"Detroit" est d'abord un film nécessaire, alors que les crimes de la police américaine contre la communauté noire se sont multipliés, peut-être du fait du sentiment d'impunité qu'a fait naître l'administration Trump. Que cela soit la brillante et célébrée réalisatrice Kathryn Bigelow qui se soit lancée dans ce projet, basé sur un fait divers horrifique situé durant les émeutes ayant enflammé Détroit en 1967, est indéniablement un gage d'efficacité (... même si, comme pour le superbe "Zero Dark Thirty", le scénario extrapolant à partir de faits non avérés a pu créer la polémique à la sortie du film).

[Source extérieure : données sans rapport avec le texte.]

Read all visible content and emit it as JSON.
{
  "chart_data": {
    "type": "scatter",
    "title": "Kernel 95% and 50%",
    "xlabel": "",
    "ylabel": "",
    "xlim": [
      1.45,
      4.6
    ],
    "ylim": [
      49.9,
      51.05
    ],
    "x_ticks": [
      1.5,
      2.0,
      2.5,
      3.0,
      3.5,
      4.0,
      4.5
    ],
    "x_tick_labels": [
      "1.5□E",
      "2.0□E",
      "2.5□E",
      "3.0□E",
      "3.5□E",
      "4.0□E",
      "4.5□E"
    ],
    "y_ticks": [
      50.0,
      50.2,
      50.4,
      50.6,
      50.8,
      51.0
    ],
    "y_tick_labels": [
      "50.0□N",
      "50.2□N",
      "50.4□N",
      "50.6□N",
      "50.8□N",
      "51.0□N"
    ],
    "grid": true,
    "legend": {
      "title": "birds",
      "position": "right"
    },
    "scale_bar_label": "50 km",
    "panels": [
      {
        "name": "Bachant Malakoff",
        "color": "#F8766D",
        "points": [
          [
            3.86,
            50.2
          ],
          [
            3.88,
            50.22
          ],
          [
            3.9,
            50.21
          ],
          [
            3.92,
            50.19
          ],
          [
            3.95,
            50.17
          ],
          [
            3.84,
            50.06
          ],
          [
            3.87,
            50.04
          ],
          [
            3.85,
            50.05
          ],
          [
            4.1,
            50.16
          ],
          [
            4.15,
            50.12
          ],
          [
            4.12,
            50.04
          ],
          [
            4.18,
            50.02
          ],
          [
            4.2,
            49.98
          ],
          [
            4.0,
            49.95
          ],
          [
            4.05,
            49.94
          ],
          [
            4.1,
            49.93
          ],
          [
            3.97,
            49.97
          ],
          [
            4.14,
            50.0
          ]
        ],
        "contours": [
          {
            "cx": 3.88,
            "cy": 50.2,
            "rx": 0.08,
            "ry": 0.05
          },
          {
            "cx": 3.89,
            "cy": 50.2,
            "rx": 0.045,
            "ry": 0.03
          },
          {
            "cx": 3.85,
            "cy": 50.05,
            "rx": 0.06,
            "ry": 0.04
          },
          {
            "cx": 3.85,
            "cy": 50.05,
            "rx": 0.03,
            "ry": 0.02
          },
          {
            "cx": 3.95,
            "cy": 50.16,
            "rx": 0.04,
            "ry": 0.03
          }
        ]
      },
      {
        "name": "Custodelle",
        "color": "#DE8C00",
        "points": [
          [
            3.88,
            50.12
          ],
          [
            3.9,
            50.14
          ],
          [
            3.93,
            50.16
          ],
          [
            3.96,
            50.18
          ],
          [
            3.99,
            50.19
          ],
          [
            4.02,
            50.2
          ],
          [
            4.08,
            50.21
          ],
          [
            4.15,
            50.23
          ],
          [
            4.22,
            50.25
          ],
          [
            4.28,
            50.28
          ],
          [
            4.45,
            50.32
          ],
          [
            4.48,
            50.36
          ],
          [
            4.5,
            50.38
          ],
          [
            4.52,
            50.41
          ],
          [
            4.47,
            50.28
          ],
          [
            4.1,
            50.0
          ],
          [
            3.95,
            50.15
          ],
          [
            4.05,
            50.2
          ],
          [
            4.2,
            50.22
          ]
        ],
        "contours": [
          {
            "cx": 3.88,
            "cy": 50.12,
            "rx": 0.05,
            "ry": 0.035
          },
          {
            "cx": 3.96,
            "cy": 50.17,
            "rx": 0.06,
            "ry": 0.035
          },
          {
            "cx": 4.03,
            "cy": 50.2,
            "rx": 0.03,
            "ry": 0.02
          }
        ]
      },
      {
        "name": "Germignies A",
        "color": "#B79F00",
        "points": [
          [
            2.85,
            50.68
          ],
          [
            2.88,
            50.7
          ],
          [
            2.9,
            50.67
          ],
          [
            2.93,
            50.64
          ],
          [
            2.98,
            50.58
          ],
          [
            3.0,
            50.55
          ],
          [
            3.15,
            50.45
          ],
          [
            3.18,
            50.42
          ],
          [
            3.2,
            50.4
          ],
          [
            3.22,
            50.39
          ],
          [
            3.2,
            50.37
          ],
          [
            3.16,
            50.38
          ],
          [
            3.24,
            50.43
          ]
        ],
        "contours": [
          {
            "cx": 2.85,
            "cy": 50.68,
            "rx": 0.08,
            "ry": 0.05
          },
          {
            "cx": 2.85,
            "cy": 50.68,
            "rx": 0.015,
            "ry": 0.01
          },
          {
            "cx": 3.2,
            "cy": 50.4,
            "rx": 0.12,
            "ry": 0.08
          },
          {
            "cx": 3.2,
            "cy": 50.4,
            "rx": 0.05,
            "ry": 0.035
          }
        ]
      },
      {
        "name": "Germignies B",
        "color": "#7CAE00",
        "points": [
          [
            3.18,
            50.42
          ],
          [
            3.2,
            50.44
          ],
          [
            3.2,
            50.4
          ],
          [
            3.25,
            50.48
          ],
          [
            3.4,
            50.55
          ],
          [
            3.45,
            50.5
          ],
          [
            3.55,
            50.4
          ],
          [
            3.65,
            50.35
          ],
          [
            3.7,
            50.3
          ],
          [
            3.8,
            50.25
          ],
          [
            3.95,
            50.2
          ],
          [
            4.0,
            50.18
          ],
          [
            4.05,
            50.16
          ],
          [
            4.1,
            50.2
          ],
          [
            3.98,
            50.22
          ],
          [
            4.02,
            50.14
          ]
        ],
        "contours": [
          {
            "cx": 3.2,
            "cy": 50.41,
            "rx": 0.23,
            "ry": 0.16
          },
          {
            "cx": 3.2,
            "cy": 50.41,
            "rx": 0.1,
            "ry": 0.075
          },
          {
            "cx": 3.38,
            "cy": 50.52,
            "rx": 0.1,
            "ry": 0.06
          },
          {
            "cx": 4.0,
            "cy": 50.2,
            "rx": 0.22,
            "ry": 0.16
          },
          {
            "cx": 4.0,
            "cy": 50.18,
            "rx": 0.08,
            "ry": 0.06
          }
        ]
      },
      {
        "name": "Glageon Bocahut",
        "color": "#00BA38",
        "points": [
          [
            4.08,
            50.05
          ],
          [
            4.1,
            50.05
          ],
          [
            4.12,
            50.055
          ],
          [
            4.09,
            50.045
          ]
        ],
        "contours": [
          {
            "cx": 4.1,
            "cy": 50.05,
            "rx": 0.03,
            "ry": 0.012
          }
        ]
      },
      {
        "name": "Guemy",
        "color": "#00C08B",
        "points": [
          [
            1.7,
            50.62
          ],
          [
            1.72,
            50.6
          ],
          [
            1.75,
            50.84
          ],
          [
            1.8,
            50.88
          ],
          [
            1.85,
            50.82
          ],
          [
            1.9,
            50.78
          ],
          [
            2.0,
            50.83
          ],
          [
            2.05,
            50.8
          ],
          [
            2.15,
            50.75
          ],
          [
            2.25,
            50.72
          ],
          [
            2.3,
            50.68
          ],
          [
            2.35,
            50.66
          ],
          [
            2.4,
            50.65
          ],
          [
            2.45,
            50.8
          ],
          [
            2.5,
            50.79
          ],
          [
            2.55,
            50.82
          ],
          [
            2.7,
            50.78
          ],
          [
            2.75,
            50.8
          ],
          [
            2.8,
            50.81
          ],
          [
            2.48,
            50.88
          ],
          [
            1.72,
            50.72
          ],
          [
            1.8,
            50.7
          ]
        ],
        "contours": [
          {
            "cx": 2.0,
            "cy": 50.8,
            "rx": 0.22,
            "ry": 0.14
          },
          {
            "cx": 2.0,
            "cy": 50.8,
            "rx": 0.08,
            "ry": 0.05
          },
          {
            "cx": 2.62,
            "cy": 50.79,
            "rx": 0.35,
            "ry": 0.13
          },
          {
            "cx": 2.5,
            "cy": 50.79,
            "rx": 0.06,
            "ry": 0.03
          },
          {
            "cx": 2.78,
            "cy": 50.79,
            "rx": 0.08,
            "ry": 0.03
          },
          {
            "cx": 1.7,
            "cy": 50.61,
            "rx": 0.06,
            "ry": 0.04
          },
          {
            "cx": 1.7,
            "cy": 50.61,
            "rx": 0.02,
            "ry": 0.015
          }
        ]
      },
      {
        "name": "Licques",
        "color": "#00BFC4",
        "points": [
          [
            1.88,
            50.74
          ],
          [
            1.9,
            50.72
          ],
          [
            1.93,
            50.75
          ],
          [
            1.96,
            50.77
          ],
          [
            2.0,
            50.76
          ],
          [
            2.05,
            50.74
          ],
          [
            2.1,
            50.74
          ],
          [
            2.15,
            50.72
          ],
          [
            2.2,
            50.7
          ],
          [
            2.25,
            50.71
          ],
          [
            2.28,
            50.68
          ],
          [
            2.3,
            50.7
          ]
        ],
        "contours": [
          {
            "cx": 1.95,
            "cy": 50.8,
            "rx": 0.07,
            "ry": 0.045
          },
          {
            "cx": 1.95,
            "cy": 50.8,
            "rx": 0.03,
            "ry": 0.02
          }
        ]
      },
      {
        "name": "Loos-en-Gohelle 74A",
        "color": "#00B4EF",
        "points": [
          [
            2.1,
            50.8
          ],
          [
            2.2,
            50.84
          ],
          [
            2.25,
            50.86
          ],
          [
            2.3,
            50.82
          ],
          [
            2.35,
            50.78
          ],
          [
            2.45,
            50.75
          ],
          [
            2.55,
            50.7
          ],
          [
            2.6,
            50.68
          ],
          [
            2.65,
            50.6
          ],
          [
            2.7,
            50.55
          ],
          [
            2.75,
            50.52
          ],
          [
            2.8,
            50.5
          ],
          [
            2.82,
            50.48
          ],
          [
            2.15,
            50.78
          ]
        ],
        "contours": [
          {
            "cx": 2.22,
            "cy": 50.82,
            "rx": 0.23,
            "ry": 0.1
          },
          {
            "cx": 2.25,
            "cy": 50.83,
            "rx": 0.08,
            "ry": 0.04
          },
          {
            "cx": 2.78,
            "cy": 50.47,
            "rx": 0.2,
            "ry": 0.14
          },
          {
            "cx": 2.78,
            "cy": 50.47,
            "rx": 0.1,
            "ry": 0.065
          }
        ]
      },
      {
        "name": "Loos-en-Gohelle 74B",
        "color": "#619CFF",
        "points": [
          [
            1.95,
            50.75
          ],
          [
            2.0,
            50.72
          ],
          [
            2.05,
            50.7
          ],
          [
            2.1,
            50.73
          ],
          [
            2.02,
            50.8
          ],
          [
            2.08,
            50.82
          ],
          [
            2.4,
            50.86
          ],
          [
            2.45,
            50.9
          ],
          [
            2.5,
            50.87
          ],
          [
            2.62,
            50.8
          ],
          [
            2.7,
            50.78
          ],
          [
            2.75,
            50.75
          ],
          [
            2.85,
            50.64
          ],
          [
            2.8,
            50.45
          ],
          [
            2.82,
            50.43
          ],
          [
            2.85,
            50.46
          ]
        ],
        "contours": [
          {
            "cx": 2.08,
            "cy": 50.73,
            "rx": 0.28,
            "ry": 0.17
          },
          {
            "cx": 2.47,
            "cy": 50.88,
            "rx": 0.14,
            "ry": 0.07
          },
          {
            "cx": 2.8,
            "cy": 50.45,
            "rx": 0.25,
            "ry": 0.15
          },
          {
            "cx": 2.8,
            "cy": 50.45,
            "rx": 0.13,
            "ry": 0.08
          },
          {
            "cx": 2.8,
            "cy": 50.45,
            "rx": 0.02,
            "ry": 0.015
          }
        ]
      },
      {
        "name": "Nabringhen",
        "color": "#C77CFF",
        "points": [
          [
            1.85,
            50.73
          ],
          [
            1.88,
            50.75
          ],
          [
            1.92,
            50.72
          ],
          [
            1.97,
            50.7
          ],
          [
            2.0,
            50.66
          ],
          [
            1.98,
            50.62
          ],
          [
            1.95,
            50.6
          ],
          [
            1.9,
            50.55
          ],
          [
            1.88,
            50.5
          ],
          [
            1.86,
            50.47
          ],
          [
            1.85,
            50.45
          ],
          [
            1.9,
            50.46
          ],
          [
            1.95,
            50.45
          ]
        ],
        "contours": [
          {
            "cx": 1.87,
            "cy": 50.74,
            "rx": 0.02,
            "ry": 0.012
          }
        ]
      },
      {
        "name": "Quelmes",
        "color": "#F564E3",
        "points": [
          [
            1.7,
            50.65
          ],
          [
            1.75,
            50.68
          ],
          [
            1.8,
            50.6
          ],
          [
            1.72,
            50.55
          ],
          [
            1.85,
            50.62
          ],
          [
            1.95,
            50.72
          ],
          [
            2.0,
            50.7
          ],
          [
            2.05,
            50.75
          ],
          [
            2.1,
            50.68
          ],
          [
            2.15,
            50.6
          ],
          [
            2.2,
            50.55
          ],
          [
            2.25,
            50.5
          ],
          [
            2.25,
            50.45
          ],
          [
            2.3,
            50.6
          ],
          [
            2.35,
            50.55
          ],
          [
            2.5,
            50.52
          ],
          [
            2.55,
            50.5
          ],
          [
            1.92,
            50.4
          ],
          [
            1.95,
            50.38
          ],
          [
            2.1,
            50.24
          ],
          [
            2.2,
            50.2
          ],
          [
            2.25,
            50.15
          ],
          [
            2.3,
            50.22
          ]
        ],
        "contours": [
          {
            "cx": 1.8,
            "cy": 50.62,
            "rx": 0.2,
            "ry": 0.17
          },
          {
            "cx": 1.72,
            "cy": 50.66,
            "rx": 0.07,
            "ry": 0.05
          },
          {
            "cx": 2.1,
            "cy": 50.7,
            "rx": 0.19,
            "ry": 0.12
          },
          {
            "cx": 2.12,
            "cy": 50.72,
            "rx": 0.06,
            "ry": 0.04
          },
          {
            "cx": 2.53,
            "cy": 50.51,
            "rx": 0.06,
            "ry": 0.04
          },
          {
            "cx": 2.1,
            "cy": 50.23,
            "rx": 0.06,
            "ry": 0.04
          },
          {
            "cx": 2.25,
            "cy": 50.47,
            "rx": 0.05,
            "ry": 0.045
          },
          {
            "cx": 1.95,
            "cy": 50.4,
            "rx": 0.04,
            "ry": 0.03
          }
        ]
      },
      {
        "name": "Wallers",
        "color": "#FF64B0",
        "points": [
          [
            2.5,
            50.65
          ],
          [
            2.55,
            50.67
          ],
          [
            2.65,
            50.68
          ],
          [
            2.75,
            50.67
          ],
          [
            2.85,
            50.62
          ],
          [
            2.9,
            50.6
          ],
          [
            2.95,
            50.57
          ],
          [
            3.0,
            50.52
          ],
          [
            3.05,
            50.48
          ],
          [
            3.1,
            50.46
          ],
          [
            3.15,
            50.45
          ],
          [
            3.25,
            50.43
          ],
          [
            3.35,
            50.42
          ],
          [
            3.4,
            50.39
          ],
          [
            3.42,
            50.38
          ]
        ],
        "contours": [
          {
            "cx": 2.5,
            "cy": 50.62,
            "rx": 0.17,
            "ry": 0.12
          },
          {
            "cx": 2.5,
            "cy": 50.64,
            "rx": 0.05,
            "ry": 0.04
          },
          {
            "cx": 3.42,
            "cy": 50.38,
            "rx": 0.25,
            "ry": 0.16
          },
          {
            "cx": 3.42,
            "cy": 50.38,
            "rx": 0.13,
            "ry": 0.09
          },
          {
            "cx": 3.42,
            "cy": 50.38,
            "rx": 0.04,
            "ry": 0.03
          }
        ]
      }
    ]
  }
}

Et efficace, "Detroit" l'est jusqu'à la nausée : le long, l'interminable huis-clos central fait littéralement vivre au spectateur la terreur des victimes des exactions d'un trio de policiers à la fois racistes, stupides et psychopathes, et la mise en scène (admirable de réalisme et de lisibilité) et la direction d'acteurs de Bigelow atteignent ici les sommets. Nombreux sont les moments où, face à la barbarie du comportement des policiers - et l'indécence du laisser-faire général des témoins, qu'ils soient civils comme l'agent de sécurité interprété par John Boyega, ou militaires, nous souhaiterions que le film s'arrête : "Ça va, Kathryn, on a compris, tu nous a convaincus !", a-t-on envie de dire. Mais, comme dans la réalité, comme pour les victimes, les horreurs continuent.
Cet aspect volontairement excessif est à porter au crédit de ce projet militant, mais en constitue aussi la limite : du fait de la singularité du fait divers (qui en empêche l'universalité puisqu'on pourra - heureusement - objecter que les policiers à l'oeuvre ici ne sauraient être représentatifs), la démonstration doit passer par un ultime acte, celui - beaucoup plus classique - du procès qui officialisera l'impunité des crimes et le racisme institutionnel, mais est à la fois redondant et convenu. "Detroit" clôt ainsi logiquement sa démonstration politique mais perd beaucoup de son originalité et de sa force.
Du coup, Bigelow loupe in extremis le "film événement" que la critique US a voulu voir en "Detroit" et que la mémoire des victimes des brutalités policières mérite tant.